There is no authority to try them for
heresy or to turn them out of your society unless they hold certain
scientific ideas. They have no sense of compulsion except to find and
accept that which they discover to be true. The one aim of science is
the truth. There is no motive for anything else.
And truth being one, mark you, and they being free to seek for it, and
all of them caring simply for that, they naturally come together,
inevitably come together. So that, without any external power or
orthodox compulsion, the scientific men of the world are substantially
at one as to all the great principles. They discuss minor matters; but,
when they discuss, they are simply hunting for a deeper truth, not
trying to conquer each other.
Now Unitarians are precisely in this position. The only thing any of us
desire is the truth. We are perfectly free to seek for the truth; and,
the truth being one, we naturally tend towards it, and, tending towards
it, we come together.

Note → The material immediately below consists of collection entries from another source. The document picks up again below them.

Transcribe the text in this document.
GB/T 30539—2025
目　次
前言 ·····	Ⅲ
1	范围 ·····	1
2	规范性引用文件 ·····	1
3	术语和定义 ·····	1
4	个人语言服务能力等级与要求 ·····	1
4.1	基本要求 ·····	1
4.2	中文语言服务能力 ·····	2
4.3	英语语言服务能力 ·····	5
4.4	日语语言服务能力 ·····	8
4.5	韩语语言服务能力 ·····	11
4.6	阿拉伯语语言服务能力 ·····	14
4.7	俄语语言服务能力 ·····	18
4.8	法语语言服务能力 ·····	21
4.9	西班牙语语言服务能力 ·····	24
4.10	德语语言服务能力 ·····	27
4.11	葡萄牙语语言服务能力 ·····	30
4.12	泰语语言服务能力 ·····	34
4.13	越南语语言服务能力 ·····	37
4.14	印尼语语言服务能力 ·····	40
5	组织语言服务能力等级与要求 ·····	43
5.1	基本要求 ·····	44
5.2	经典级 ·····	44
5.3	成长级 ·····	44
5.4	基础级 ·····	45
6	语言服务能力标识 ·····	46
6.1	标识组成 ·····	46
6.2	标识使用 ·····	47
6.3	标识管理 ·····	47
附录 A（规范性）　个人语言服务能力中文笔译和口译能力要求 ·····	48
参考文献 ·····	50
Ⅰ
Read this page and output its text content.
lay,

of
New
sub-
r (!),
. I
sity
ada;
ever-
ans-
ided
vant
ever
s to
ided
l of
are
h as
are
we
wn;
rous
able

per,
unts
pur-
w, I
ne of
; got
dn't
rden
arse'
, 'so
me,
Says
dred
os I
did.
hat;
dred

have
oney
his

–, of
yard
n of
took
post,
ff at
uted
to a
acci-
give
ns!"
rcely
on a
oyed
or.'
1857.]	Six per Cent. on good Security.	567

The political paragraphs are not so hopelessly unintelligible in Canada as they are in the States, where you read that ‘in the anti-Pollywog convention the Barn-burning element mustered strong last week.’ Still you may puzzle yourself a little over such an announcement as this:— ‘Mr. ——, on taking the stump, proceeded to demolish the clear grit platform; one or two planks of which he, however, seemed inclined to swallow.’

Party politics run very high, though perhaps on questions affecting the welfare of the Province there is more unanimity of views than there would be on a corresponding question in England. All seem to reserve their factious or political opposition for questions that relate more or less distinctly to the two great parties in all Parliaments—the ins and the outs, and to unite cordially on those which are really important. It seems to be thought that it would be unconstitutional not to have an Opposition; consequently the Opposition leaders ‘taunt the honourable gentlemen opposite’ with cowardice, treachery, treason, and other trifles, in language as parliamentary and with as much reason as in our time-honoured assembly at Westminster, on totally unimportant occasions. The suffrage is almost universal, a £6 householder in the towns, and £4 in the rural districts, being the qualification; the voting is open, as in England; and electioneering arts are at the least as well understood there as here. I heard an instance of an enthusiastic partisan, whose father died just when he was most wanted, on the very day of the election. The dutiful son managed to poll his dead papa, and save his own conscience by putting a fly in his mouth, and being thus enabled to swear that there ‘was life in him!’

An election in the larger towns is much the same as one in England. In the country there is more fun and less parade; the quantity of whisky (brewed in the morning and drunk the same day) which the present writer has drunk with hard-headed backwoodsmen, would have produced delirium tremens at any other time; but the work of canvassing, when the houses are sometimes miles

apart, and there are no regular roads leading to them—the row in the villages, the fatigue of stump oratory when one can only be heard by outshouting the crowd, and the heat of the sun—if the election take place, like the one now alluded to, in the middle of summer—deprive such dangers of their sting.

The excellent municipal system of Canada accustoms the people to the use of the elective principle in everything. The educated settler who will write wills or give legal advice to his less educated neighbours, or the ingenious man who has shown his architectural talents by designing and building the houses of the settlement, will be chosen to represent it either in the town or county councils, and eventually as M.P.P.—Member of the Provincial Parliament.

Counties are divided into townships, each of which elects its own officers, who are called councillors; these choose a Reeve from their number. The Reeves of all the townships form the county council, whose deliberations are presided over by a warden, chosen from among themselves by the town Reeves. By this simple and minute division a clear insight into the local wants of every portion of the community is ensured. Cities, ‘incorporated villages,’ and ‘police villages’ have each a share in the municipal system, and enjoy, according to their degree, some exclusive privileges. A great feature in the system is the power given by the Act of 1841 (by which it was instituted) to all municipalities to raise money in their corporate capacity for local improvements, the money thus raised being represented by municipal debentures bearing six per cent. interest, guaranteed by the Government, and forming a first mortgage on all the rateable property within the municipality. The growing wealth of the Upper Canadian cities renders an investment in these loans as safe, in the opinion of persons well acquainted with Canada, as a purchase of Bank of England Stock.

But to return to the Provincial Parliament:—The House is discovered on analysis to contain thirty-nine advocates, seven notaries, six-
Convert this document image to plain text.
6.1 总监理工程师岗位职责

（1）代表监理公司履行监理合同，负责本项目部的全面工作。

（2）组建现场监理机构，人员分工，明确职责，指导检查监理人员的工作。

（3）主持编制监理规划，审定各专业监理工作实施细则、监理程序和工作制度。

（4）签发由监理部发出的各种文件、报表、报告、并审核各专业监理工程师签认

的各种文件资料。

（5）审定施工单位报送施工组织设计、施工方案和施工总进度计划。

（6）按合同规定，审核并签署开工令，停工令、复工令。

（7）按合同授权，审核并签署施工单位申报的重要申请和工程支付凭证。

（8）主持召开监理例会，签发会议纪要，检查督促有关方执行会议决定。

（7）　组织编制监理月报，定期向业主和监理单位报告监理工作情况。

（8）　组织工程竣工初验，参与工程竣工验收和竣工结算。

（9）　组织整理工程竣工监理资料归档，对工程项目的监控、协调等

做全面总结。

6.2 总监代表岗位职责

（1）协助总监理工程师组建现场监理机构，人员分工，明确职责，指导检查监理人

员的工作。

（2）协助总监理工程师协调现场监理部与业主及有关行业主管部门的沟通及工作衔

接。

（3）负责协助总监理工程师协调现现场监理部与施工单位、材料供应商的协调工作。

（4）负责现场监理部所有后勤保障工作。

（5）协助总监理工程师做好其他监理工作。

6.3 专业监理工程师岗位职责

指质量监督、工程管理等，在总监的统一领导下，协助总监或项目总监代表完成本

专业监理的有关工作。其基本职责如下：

So there is, as I said, greater unanimity of
opinion in regard to the great essential points among Unitarians than
among any other body in Christendom.
Now, as briefly as I can, I want to analyze what I regard as the
fundamental principles of Unitarianism. I am not going to give you a
creed, I am not going to give you my creed: I am going to give you the
great fundamental principles which characterize and distinguish
Unitarians.
First, liberty, freedom of the individual to think, think as he will or
think as he must; but not liberty for the sake of itself.